# Allenby



## spinynorman (Apr 2, 2014)

Sometimes things pop up I just have to investigate, and this time it's an Allenby watch I ran across on Ebay. The font used for the wordmark, coupled with the A in shield looks just like a 1960s Allaine. Now, much as I like some of the watches, Allaine doesn't strike me as a brand anyone would go to the trouble of copying. I've not come across Allenby as a trademark of Allaine or anyone associated with the brand.

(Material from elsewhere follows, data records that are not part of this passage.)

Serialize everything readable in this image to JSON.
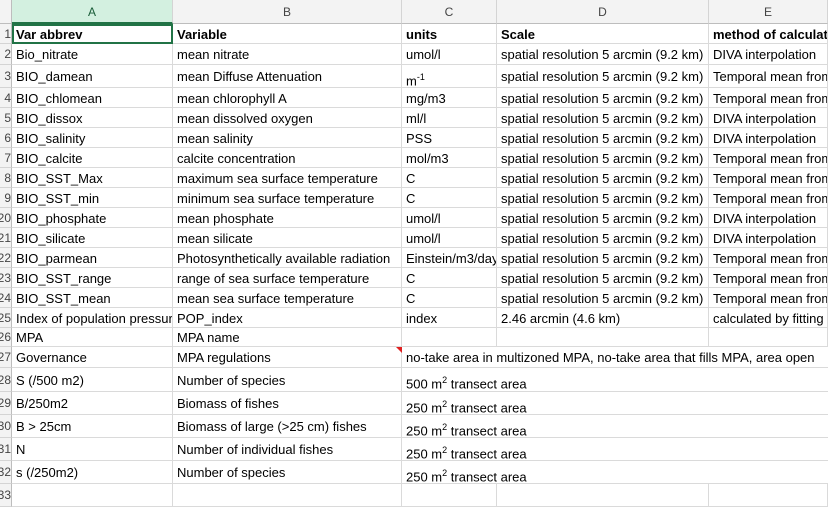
{
  "columns": [
    "A",
    "B",
    "C",
    "D",
    "E"
  ],
  "rows": [
    {
      "n": "1",
      "cells": [
        "Var abbrev",
        "Variable",
        "units",
        "Scale",
        "method of calculation"
      ],
      "bold": true
    },
    {
      "n": "2",
      "cells": [
        "Bio_nitrate",
        "mean nitrate",
        "umol/l",
        "spatial resolution 5 arcmin (9.2 km)",
        "DIVA interpolation"
      ]
    },
    {
      "n": "3",
      "cells": [
        "BIO_damean",
        "mean Diffuse Attenuation",
        "m-1",
        "spatial resolution 5 arcmin (9.2 km)",
        "Temporal mean from"
      ]
    },
    {
      "n": "4",
      "cells": [
        "BIO_chlomean",
        "mean  chlorophyll A",
        "mg/m3",
        "spatial resolution 5 arcmin (9.2 km)",
        "Temporal mean from"
      ]
    },
    {
      "n": "5",
      "cells": [
        "BIO_dissox",
        "mean dissolved oxygen",
        "ml/l",
        "spatial resolution 5 arcmin (9.2 km)",
        "DIVA interpolation"
      ]
    },
    {
      "n": "6",
      "cells": [
        "BIO_salinity",
        "mean salinity",
        "PSS",
        "spatial resolution 5 arcmin (9.2 km)",
        "DIVA interpolation"
      ]
    },
    {
      "n": "7",
      "cells": [
        "BIO_calcite",
        "calcite concentration",
        "mol/m3",
        "spatial resolution 5 arcmin (9.2 km)",
        "Temporal mean from"
      ]
    },
    {
      "n": "8",
      "cells": [
        "BIO_SST_Max",
        "maximum sea surface temperature",
        "C",
        "spatial resolution 5 arcmin (9.2 km)",
        "Temporal mean from"
      ]
    },
    {
      "n": "9",
      "cells": [
        "BIO_SST_min",
        "minimum sea surface temperature",
        "C",
        "spatial resolution 5 arcmin (9.2 km)",
        "Temporal mean from"
      ]
    },
    {
      "n": "20",
      "cells": [
        "BIO_phosphate",
        "mean phosphate",
        "umol/l",
        "spatial resolution 5 arcmin (9.2 km)",
        "DIVA interpolation"
      ]
    },
    {
      "n": "21",
      "cells": [
        "BIO_silicate",
        "mean silicate",
        "umol/l",
        "spatial resolution 5 arcmin (9.2 km)",
        "DIVA interpolation"
      ]
    },
    {
      "n": "22",
      "cells": [
        "BIO_parmean",
        "Photosynthetically available radiation",
        "Einstein/m3/day",
        "spatial resolution 5 arcmin (9.2 km)",
        "Temporal mean from"
      ]
    },
    {
      "n": "23",
      "cells": [
        "BIO_SST_range",
        "range of sea surface temperature",
        "C",
        "spatial resolution 5 arcmin (9.2 km)",
        "Temporal mean from"
      ]
    },
    {
      "n": "24",
      "cells": [
        "BIO_SST_mean",
        "mean sea surface temperature",
        "C",
        "spatial resolution 5 arcmin (9.2 km)",
        "Temporal mean from"
      ]
    },
    {
      "n": "25",
      "cells": [
        "Index of population pressure",
        "POP_index",
        "index",
        "2.46 arcmin (4.6 km)",
        "calculated by fitting"
      ]
    },
    {
      "n": "26",
      "cells": [
        "MPA",
        "MPA name",
        "",
        "",
        ""
      ]
    },
    {
      "n": "27",
      "cells": [
        "Governance",
        "MPA regulations",
        "no-take area in multizoned MPA, no-take area that fills MPA, area open",
        "",
        ""
      ],
      "overflow": 2,
      "note": true
    },
    {
      "n": "28",
      "cells": [
        "S (/500 m2)",
        "Number of species",
        "500 m2 transect area",
        "",
        ""
      ],
      "overflow": 2
    },
    {
      "n": "29",
      "cells": [
        "B/250m2",
        "Biomass of fishes",
        "250 m2 transect area",
        "",
        ""
      ],
      "overflow": 2
    },
    {
      "n": "30",
      "cells": [
        "B > 25cm",
        "Biomass of large (>25 cm) fishes",
        "250 m2 transect area",
        "",
        ""
      ],
      "overflow": 2
    },
    {
      "n": "31",
      "cells": [
        "N",
        "Number of individual fishes",
        "250 m2 transect area",
        "",
        ""
      ],
      "overflow": 2
    },
    {
      "n": "32",
      "cells": [
        "s (/250m2)",
        "Number of species",
        "250 m2 transect area",
        "",
        ""
      ],
      "overflow": 2
    },
    {
      "n": "33",
      "cells": [
        "",
        "",
        "",
        "",
        ""
      ]
    }
  ],
  "colors": {
    "header_bg": "#f3f3f3",
    "selection": "#217346",
    "grid": "#dadada",
    "note": "#e02020"
  }
}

Mikrolisk says Allenby was registered by Mustang Watch SA, which I confirmed - registered in 1956 in Basle, renewed in 76, by which time they had moved to Geneva. But then I found other watches on Ebay signed "Allenby by Helsa", using the wordmark exactly as originally registered by Mustang. Helsa Watch SA moved to Porrentruy around 1957 and would have been neighbours of Allaine Watch in the early 1960s, until the company folded about 1966, though it reappeared again later.

Did Mustang ever make watches, or did they just collect and license out trademarks? Anyone know anything about them, or Helsa? I'm just intrigued.


----------



## spinynorman (Apr 2, 2014)

Another possibility I suppose is Allaine made 'Allenby' watches under license after Helsa folded. They just didn't put "by Allaine" on them. I'd buy the one that's on Ebay to get a closer look, except it doesn't work and the postage from Germany is more than I'd be willing to pay for the watch.


----------



## spinynorman (Apr 2, 2014)

Just found a 1957 advert by Helsa Watch on ecrater.com (vintagepaperandsalvage). The one top right looks very similar to the Allenby I bought, with the Desa 221 movement, which dates it to 1970 according to Ranfft. All very intriguing.


----------